Govender (2017) notes that human smuggling, on the other hand, is a crime involving the procurement for financial or other material benefit of illegal entry of a person into a country of which that person is not a national or a resident. Human smuggling affects almost every country globally. When it comes to smuggling, it's worth noting that migrants consent to being smuggled as they are being helped to cross a border illegally. The smuggler usually does not abuse/exploit the smuggled person and their relationship ends the moment the smuggled person reaches his/her destination. Smuggling always occurs across international borders.

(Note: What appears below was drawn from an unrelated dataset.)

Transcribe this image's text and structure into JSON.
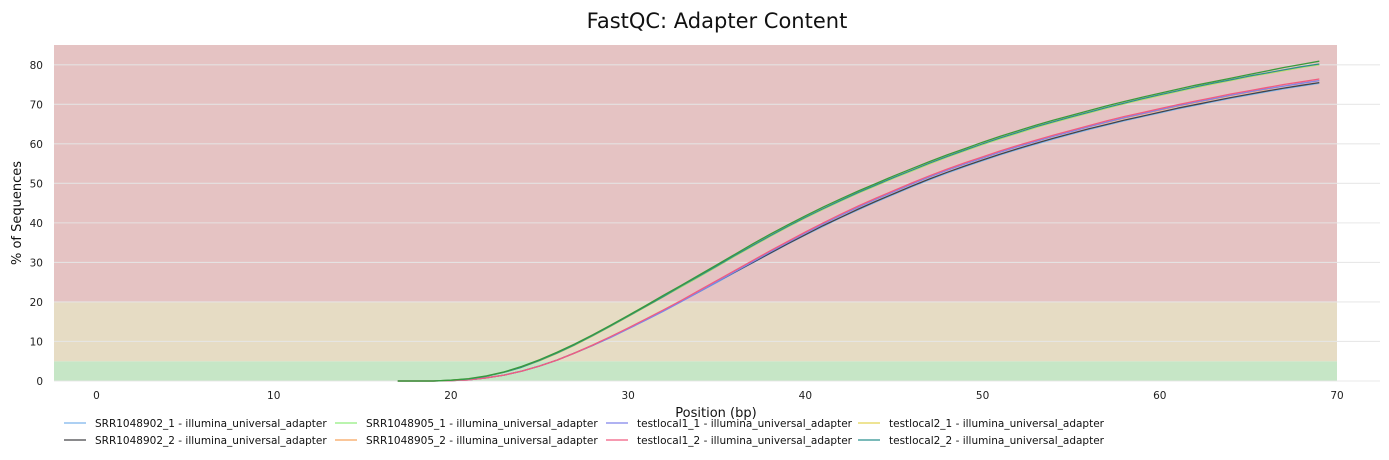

The same definitions are applicable to children. The International Labour Organisation (ILO) (2007) provides a short definition of child trafficking by saying that "a child has been trafficked if s/he has been moved within a country, or across borders, whether by force or not, with the purpose of exploiting the child". In South Africa, section 4 of the Prevention and Combating of Trafficking in Persons Act 7 of 2013 explains the concept of trafficking in persons while section 18 specifically deals with the victims, which include children. The Criminal Law (Sexual Offences and Related Matters) Amendment Act 32 of 2007 deals with human trafficking in general, while the Children's Act 38 of 2005 specifically deals with trafficking in relation to a child (also see the paragraph dealing with legislation below).
How big is the problem?
In an article published in October 2013, The Times claimed that as many as 30 000 children are trafficked in South Africa, while a similar article appeared in the Pretoria News confirming that at least 30 000 children are trafficked and prostituted annually in South Africa and that 50% of them are under the age of 14. The figure of 30 000 originates from an IOL report about "internal trafficking" in South Africa, which was published in 2008 (Wilkinson and Chiumia, 2013). According to www.thefreedomchallenge.com/just-the-facts/#profit, the average age of a modern day slave is 12 years old. During an international training session which was presented to members of the Family Violence, Child Protection and Sexual Offences (FCS) Units of the SAPS in November 2016 in Johannesburg, this average age was confirmed by Lt Chad Gremillion from the Louisiana State Police's Special Victims Unit. He confirmed that the average entry age into prostitution and pornography in South Africa is 12 years. It can be accepted that the main reason for this early age of entering into the "sex trade" is human trafficking.